I’m sorry to say that this report is not going to be overly helpful, which I know is a strange way to start an employment update. But the intention is to give employers the heads up with the not so uncommon message of “watch this space”. Sorry about that.
An employment tribunal judge recently decided that Capita’s policy of not enhanced shared parental pay was discrimination against men on the grounds of sex. Whilst Capita paid the same rate of shared parental pay to men and women, it did pay enhanced maternity pay. The judge decided that, aside from the compulsory 2 week maternity leave period which was “special treatment” (in other words, during that period it’s ok to pay women more), maternity leave was to enable the mother to bond and look after a newborn. The judge said that this is not however exclusive to a mother, and that either mother or father can do it, hence the shared parental leave. In his opinion then there should be no difference in pay, and if there were, then that is discrimination.

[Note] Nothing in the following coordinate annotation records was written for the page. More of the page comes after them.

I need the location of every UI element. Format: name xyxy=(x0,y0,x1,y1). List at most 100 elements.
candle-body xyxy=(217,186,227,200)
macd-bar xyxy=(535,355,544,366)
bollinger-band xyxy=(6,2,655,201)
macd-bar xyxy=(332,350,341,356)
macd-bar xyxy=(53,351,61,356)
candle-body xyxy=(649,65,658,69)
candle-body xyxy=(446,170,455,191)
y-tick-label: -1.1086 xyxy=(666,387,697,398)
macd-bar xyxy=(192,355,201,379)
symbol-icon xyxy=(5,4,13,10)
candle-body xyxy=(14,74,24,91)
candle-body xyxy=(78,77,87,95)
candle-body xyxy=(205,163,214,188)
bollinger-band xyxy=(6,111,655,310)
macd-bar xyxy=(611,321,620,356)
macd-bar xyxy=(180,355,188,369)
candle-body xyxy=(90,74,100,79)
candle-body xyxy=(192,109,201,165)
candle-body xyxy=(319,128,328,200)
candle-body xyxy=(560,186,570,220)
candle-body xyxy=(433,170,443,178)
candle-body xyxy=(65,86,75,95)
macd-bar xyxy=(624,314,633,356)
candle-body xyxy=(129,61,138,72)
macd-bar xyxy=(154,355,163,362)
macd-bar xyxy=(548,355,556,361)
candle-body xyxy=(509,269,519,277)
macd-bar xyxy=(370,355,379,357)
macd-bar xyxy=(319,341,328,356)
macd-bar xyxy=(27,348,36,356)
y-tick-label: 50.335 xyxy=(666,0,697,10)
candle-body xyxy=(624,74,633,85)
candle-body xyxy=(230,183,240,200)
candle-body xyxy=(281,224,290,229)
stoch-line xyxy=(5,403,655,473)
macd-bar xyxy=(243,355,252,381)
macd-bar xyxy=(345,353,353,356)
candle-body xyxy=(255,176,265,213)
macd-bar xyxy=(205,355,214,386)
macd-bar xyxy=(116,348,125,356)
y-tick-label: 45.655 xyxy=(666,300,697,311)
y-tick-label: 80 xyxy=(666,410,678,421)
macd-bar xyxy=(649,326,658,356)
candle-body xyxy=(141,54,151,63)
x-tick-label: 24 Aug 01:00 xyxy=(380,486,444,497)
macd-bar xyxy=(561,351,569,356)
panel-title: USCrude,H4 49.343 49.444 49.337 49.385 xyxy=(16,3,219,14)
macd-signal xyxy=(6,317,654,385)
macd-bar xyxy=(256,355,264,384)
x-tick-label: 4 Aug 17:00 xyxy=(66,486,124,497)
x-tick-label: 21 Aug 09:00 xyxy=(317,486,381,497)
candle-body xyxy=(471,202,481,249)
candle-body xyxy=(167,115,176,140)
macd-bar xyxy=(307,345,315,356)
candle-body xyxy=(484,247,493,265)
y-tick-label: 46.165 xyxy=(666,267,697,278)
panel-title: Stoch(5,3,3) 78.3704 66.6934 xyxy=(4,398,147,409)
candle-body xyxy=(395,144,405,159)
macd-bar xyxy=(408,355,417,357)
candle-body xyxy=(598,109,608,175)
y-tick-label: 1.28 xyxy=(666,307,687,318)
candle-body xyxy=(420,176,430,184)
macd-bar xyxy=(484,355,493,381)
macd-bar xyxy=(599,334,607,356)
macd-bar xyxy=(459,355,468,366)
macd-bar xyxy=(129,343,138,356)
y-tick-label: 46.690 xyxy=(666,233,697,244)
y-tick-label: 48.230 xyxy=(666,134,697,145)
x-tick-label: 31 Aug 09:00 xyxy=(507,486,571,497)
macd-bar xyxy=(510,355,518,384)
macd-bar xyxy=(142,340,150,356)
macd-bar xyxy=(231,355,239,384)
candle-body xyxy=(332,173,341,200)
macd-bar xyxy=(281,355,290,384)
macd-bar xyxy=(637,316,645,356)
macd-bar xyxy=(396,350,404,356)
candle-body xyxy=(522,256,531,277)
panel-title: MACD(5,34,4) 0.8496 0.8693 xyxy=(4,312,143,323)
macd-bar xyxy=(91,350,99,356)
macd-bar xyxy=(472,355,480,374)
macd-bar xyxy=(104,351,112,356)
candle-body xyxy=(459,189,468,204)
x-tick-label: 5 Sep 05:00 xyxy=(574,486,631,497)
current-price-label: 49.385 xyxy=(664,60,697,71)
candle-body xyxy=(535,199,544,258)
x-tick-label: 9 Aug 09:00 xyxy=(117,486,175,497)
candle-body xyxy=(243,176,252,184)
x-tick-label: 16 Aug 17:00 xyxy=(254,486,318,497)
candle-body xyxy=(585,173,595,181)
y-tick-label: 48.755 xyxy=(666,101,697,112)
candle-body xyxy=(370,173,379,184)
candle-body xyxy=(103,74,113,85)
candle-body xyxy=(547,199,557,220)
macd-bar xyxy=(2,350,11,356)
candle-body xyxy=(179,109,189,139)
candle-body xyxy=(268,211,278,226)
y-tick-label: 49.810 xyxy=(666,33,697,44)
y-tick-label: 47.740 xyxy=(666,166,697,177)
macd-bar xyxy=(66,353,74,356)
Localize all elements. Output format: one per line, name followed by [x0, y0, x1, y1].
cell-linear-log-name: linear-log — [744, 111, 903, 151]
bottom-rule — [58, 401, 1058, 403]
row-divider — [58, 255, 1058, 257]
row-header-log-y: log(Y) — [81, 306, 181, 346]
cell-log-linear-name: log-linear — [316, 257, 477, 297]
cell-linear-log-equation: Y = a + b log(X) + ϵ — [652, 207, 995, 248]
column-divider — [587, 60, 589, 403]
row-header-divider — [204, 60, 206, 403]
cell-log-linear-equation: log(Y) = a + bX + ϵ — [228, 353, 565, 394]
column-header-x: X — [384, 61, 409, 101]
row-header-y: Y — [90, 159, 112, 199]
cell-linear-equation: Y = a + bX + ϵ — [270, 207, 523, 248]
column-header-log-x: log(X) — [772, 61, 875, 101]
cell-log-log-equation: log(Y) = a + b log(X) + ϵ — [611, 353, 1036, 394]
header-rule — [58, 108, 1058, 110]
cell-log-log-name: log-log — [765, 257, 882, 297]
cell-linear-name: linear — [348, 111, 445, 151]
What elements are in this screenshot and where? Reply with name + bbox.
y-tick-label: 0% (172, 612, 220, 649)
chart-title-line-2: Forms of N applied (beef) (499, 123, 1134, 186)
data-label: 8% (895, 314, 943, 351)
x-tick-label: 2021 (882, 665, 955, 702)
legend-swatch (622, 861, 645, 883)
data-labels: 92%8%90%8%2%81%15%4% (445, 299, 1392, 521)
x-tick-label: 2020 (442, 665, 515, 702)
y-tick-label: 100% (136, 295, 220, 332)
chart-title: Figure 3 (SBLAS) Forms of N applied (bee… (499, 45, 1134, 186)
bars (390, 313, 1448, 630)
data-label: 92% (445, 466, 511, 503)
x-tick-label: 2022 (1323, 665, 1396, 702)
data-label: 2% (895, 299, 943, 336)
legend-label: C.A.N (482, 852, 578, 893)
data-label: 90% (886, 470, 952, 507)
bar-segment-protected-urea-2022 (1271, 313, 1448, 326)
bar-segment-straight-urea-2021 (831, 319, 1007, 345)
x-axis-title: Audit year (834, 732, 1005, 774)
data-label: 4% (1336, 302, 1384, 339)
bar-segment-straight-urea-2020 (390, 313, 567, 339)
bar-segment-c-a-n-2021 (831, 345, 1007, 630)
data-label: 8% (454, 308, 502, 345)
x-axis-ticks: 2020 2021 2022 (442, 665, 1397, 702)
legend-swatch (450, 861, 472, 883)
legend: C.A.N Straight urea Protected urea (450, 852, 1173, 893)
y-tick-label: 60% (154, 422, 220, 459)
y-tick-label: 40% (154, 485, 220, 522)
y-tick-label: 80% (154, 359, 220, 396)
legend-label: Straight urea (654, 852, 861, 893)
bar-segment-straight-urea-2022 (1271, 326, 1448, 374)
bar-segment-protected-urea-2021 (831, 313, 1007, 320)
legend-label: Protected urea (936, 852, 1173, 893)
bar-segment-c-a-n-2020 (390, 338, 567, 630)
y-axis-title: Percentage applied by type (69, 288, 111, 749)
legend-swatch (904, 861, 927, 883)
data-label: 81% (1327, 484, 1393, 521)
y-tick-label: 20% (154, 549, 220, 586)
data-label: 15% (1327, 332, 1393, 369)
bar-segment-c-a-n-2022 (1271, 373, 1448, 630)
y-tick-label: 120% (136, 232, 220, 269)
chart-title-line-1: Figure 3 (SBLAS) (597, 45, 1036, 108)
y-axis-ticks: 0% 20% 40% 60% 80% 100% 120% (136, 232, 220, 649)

Remember though, employment tribunal decisions are not binding and therefore that decision does not set any legal precedent. Just as well really because a judge in an earlier case came up with the opposite decision which involved looking at the appropriate comparator. That judge ruled that the comparator was not a woman on maternity leave, but a woman who also took shared parental leave. If the employer treated both parents taking shared parental leave the same when it came to pay, there is no discrimination. This followed from the case that Network Rail lost last year when a male employee successfully claimed discrimination because men were paid substantially less than women for shared parental leave.
Both cases are being appealed to the EAT, so hopefully that will give us some guidance on which employers can rely.